Ok, I admit it. I’d never heard of impostor syndrome until now. Until I got called on it by my cousin. We were at her store that sells natural beauty products. She built LesCoconuts from scratch. Literally, concocting, from scratch, an all natural coconut-oil based deodorant. From there a thriving online business and a bricks and mortar store. And she gets to be founder and CEO. All very cool and very well deserved.
Talk drifted to what I like to do. I told her I write and that I’m working on a novel. It’s at the editing stage. She said that was great. Was I going to publish soon? “Don’t know, maybe, it might not really be anything.” I faltered, broke eye-contact, started tracing little circles with the toe of my shoe. The worst is I saw myself doing it. My voice became faint (I’m not a loud talker to start). I lost air, like a balloon. Instead of blowing up bigger, I shriveled and dropped into a corner. Shriveling is never good. Human, vegetable, balloon, it doesn’t matter. You get small and wrinkly, and that’s never attractive.
“I hear self confidence issues. Sounds like impostor syndrome. It’s common in women.”
What? What’s that? I mean, I could guess from the name. It’s when you don’t think you’re the real thing. In other words, an amateur at whatever it is you’re doing, a fake who will eventually be unmasked. On the other hand, was this an actual thing or the latest buzzword from the social media ‘live you best life’ cohort? And could it really apply to me? Because I consider myself self aware.
Is Impostor Syndrome really…well… a syndrome?
I went home and googled. Not only is it real, it’s been around a long time. Psychologists Suzanna Imes and Pauline Rose Clance coined the term in the 1970s.
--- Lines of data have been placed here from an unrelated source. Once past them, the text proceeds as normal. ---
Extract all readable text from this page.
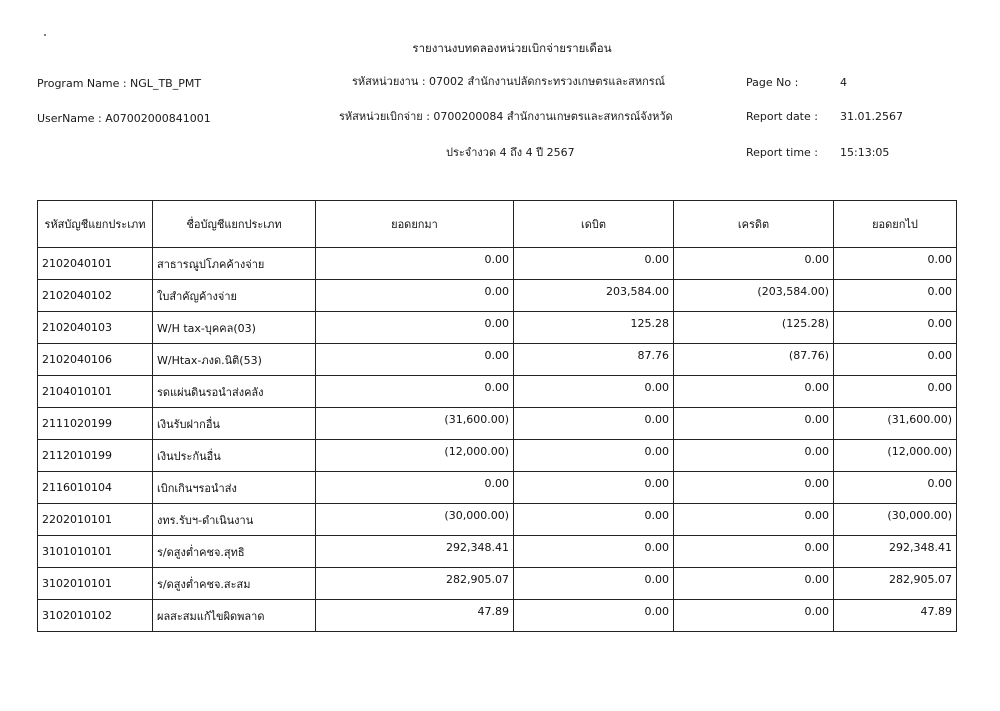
รายงานงบทดลองหน่วยเบิกจ่ายรายเดือน
Program Name : NGL_TB_PMT	รหัสหน่วยงาน : 07002 สำนักงานปลัดกระทรวงเกษตรและสหกรณ์	Page No :	4
UserName : A07002000841001	รหัสหน่วยเบิกจ่าย : 0700200084 สำนักงานเกษตรและสหกรณ์จังหวัด	Report date : 31.01.2567
ประจำงวด 4 ถึง 4 ปี 2567	Report time : 15:13:05
รหัสบัญชีแยกประเภท	ชื่อบัญชีแยกประเภท	ยอดยกมา	เดบิต	เครดิต	ยอดยกไป
2102040101	สาธารณูปโภคค้างจ่าย	0.00	0.00	0.00	0.00
2102040102	ใบสำคัญค้างจ่าย	0.00	203,584.00	(203,584.00)	0.00
2102040103	W/H tax-บุคคล(03)	0.00	125.28	(125.28)	0.00
2102040106	W/Htax-ภงด.นิติ(53)	0.00	87.76	(87.76)	0.00
2104010101	รดแผ่นดินรอนำส่งคลัง	0.00	0.00	0.00	0.00
2111020199	เงินรับฝากอื่น	(31,600.00)	0.00	0.00	(31,600.00)
2112010199	เงินประกันอื่น	(12,000.00)	0.00	0.00	(12,000.00)
2116010104	เบิกเกินฯรอนำส่ง	0.00	0.00	0.00	0.00
2202010101	งทร.รับฯ-ดำเนินงาน	(30,000.00)	0.00	0.00	(30,000.00)
3101010101	ร/ดสูงต่ำคชจ.สุทธิ	292,348.41	0.00	0.00	292,348.41
3102010101	ร/ดสูงต่ำคชจ.สะสม	282,905.07	0.00	0.00	282,905.07
3102010102	ผลสะสมแก้ไขผิดพลาด	47.89	0.00	0.00	47.89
Furthermore, judging from all the material online, I wonder how I could have missed it. It has its own site, theimpostorsyndrome.com, the brainchild of Dr.Valerie Young, whose research, talks, blog and book discuss how even the brightest, most talented people struggle with feelings of self-doubt.
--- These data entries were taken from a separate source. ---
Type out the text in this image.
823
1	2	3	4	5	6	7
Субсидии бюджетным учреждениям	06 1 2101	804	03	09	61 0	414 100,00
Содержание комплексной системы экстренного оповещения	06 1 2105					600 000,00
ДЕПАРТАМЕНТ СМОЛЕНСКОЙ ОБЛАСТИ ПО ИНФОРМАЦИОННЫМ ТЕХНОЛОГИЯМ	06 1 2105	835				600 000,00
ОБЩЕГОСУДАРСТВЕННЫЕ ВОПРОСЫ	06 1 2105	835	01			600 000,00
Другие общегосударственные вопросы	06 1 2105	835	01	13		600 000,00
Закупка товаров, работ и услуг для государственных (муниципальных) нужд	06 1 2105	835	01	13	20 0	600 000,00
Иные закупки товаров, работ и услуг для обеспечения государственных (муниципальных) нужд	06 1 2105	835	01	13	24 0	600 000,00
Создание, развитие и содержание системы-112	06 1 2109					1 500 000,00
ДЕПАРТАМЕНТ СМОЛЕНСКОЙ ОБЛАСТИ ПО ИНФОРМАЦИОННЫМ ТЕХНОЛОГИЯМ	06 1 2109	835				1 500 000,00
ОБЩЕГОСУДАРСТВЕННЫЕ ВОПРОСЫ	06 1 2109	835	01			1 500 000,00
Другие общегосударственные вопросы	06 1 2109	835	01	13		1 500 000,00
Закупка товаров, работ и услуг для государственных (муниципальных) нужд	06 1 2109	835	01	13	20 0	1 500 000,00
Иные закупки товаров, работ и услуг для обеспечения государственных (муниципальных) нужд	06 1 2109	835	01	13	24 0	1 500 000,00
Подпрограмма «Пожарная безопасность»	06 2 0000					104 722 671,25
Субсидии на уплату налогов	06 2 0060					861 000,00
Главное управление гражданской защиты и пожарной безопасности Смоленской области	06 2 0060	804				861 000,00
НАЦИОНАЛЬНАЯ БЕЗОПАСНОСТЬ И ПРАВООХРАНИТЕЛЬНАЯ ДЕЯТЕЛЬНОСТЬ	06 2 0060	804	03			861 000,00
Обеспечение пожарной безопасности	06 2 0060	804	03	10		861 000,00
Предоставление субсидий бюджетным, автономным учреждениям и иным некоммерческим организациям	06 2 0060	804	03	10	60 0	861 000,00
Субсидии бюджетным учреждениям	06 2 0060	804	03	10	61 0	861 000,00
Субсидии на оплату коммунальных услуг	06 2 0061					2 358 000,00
In short, Impostor Syndrome is when you credit everyone and everything else with your successes. Therefore you worry about being ‘found out’ because your achievements have nothing to do with your talent or hard work. It’s all luck or and sooner or later everyone is going to figure it out.
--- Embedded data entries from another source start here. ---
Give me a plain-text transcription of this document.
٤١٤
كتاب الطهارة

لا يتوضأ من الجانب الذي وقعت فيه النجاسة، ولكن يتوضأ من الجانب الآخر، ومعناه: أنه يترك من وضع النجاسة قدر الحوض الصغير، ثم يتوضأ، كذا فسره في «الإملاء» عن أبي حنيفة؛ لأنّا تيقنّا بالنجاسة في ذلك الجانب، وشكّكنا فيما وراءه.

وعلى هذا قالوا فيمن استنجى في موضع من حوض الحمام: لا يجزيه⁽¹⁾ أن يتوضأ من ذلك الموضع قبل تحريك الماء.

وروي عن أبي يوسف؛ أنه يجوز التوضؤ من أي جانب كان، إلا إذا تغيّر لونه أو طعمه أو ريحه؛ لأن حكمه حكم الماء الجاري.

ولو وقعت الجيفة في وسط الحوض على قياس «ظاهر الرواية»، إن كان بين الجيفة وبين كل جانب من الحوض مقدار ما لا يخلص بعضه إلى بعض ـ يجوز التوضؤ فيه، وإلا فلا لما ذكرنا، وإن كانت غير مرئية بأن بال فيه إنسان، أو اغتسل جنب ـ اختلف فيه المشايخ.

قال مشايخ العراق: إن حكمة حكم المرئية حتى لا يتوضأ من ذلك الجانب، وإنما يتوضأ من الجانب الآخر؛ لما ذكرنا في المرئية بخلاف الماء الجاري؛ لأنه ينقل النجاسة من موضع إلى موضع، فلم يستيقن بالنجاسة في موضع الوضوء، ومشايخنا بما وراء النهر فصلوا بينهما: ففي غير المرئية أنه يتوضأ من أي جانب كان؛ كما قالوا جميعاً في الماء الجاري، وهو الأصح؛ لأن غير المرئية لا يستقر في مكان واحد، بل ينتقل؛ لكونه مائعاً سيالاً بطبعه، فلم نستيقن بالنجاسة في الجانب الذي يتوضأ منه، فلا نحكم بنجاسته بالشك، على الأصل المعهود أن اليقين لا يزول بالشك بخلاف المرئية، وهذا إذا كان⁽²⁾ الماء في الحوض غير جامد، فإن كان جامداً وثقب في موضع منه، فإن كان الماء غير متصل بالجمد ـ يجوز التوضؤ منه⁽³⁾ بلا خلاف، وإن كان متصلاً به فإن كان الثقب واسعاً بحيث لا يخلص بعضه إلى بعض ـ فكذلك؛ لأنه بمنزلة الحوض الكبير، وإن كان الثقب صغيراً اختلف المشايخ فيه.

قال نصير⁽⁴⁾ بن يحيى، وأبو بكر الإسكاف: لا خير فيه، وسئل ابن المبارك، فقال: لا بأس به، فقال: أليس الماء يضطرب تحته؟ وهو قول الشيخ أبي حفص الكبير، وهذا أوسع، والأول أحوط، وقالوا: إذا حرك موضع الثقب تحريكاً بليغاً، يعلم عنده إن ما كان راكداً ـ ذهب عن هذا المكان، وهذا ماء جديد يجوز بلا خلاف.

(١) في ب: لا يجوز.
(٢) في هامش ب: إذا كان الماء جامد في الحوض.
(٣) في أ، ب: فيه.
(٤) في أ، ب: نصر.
In addition, women suffer more from impostor syndrome than men. Perhaps because we’re taught to be modest and not self-promote. Don’t toot your own horn, and all that. Impostor syndrome is not being modest. It’s giving yourself your due, objectively recognizing what you’ve achieved, and not constantly finding excuses to remove yourself from the success equation. “It wasn’t me, it was the team.” “I was lucky.” “There wasn’t too much competition.”
It affects mindset
Just knowing this is a thing was a big eye opener. Simply recognizing that insidious voice of self-doubt parading as objective reality took away its power and allowed a new mindset to replace it. I remembered so many situations where I thought I was being objective about my abilities when in fact I was self-sabotaging. Above all, I felt as if I’d overcome a big hurdle to manifesting. I’d got rid of a huge impediment. If we manifest what we think, imagine thinking you’re incompetent or an imitator? That sooner or later you’re going to fail because it’s all by chance and your luck is going to run out? Being a syndrome means it’ll creep back up, somewhere, but now I’ll be on the lookout. That alone is a relief.